In this unit, students will take a look at the historical vision of the American Dream as put together by our Founding Fathers. They will be asked: How, if at all, has this dream changed? Is this dream your dream? First students will participate in an American Dream Convention, acting as a particular historical figure arguing for his or her vision of the American Dream, and then they will write an argument laying out and defending their personal view of what the American Dream should be.
Students read and annotate closely one of the documents that they feel expresses the American Dream.
Students participate in an American Dream Convention, acting as a particular historical figure arguing his or her vision of the American Dream.
Students write a paper, taking into consideration the different points of view in the documents read, answering the question “What is the American Dream now?”
Students write their own argument describing and defending their vision of what the American Dream should be.
These questions are a guide to stimulate thinking, discussion, and writing on the themes and ideas in the unit. For complete and thoughtful answers and for meaningful discussions, students must use evidence based on careful reading of the texts.
What has been the historical vision of the American Dream?
What should the American Dream be? (What should we as individuals and as a nation aspire to?)
How would women, former slaves, and other disenfranchised groups living during the time these documents were written respond to them?
BENCHMARK ASSESSMENT: Cold Read
During this unit, on a day of your choosing, we recommend you administer a Cold Read to assess students’ reading comprehension. For this assessment, students read a text they have never seen before and then respond to multiple-choice and constructed-response questions. The assessment is not included in this course materials.
The purpose of this first Benchmark Assessment (Cold Write) is to determine what students already know about informational writing. Students will respond to a writing prompt, and you will score results as a measure of early work. Students will also discuss what makes an excellent argument and presentation, and they will develop the key parts of their argument with their group.
In this lesson, students will examine ways that their writer tailored his or her argument to suit his or her audience, and they'll begin to plan for how they will appeal to a modern teenage audience in their presentation.

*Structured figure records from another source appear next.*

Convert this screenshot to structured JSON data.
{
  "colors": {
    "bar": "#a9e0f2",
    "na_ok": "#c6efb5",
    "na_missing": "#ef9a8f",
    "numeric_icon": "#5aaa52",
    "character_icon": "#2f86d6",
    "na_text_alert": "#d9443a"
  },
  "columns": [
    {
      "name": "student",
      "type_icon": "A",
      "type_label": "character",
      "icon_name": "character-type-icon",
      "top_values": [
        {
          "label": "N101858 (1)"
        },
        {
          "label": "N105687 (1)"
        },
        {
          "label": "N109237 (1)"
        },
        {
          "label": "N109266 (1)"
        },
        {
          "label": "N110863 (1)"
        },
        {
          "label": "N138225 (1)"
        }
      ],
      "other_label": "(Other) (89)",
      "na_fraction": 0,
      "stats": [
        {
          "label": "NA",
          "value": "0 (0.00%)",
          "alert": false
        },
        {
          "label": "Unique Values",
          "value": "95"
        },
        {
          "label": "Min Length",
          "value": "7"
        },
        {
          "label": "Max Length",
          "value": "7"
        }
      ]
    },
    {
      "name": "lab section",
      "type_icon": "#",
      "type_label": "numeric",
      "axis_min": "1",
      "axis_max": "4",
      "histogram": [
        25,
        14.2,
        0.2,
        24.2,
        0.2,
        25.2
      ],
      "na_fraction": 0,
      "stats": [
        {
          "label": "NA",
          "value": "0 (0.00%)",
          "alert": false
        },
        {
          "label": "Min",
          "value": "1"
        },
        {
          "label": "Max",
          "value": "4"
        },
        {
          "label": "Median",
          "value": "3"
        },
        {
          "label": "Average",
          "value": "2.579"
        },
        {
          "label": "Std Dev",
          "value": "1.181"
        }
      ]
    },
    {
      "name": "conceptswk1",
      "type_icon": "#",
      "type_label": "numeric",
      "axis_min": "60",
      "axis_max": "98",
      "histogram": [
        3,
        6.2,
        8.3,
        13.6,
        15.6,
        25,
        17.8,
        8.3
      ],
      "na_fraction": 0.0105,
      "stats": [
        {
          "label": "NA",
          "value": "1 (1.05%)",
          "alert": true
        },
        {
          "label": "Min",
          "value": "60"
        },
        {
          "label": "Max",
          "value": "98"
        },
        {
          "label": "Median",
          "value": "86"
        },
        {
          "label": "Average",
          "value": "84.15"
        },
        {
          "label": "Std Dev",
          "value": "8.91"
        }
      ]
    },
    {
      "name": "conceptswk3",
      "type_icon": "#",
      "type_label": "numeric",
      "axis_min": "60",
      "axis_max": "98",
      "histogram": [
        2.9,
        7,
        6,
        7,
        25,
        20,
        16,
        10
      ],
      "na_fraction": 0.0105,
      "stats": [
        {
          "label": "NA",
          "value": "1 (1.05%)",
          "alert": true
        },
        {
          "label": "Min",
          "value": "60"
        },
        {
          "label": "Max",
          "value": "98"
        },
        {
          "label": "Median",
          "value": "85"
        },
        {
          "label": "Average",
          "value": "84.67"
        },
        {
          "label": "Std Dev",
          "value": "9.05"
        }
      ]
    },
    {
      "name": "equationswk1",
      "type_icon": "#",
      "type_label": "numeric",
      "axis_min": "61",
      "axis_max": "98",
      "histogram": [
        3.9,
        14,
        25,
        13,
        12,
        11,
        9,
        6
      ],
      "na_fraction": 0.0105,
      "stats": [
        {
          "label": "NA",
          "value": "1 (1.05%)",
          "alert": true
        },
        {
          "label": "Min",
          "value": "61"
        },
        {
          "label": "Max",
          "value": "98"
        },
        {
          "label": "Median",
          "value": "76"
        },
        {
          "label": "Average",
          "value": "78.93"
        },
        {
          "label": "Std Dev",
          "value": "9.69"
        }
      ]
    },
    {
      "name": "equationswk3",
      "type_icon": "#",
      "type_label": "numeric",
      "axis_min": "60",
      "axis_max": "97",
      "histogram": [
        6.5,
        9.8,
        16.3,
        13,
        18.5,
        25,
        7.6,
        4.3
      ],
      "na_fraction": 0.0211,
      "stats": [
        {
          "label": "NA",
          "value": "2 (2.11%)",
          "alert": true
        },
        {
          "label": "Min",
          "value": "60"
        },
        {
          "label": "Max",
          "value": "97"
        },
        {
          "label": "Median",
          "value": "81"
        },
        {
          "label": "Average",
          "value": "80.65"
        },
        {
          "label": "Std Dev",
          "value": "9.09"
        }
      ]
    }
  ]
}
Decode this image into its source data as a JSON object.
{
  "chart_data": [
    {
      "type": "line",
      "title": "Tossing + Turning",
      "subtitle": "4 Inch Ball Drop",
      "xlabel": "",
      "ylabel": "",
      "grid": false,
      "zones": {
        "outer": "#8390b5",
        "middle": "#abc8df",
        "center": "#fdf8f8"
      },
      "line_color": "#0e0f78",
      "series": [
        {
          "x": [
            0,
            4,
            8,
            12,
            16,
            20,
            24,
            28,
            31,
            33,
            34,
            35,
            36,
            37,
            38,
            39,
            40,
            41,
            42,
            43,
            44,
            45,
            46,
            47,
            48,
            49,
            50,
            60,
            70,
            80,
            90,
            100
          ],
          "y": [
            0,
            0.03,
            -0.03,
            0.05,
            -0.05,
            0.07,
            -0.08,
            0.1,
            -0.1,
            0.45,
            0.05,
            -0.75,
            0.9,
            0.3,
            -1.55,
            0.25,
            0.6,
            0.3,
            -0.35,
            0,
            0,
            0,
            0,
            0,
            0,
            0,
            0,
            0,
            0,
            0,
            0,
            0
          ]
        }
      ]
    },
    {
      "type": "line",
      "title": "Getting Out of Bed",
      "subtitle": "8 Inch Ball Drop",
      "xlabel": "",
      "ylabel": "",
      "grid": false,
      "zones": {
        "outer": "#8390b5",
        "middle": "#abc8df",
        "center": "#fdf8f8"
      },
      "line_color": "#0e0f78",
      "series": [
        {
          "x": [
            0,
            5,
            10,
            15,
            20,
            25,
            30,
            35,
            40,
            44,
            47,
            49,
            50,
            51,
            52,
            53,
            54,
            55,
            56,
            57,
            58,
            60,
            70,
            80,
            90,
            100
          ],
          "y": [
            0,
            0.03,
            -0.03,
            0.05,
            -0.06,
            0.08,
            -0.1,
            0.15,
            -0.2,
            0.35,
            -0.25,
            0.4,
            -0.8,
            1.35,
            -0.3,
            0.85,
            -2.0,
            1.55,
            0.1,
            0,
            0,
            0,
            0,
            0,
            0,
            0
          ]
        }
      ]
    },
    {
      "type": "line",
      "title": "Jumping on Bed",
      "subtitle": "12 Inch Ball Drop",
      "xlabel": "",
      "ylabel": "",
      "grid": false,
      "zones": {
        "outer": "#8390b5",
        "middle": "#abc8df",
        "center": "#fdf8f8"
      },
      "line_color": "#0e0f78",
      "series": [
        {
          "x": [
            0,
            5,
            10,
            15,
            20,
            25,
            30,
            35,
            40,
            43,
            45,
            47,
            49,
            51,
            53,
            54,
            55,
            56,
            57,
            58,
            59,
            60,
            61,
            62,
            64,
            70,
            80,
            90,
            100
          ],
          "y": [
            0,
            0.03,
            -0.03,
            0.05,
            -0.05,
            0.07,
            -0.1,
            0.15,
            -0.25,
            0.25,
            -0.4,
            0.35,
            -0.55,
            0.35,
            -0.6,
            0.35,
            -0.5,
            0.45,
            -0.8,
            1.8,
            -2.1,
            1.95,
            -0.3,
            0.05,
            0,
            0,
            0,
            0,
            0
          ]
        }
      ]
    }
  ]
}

The 12th grade learning experience consists of 7 mostly month-long units aligned to the Common Core State Standards, with available course material for teachers and students easily accessible online. Over the course of the year there is a steady progression in text complexity levels, sophistication of writing tasks, speaking and listening activities, and increased opportunities for independent and collaborative work. Rubrics and student models accompany many writing assignments.Throughout the 12th grade year, in addition to the Common Read texts that the whole class reads together, students each select an Independent Reading book and engage with peers in group Book Talks. Language study is embedded in every 12th grade unit as students use annotation to closely review aspects of each text. Teacher resources provide additional materials to support each unit.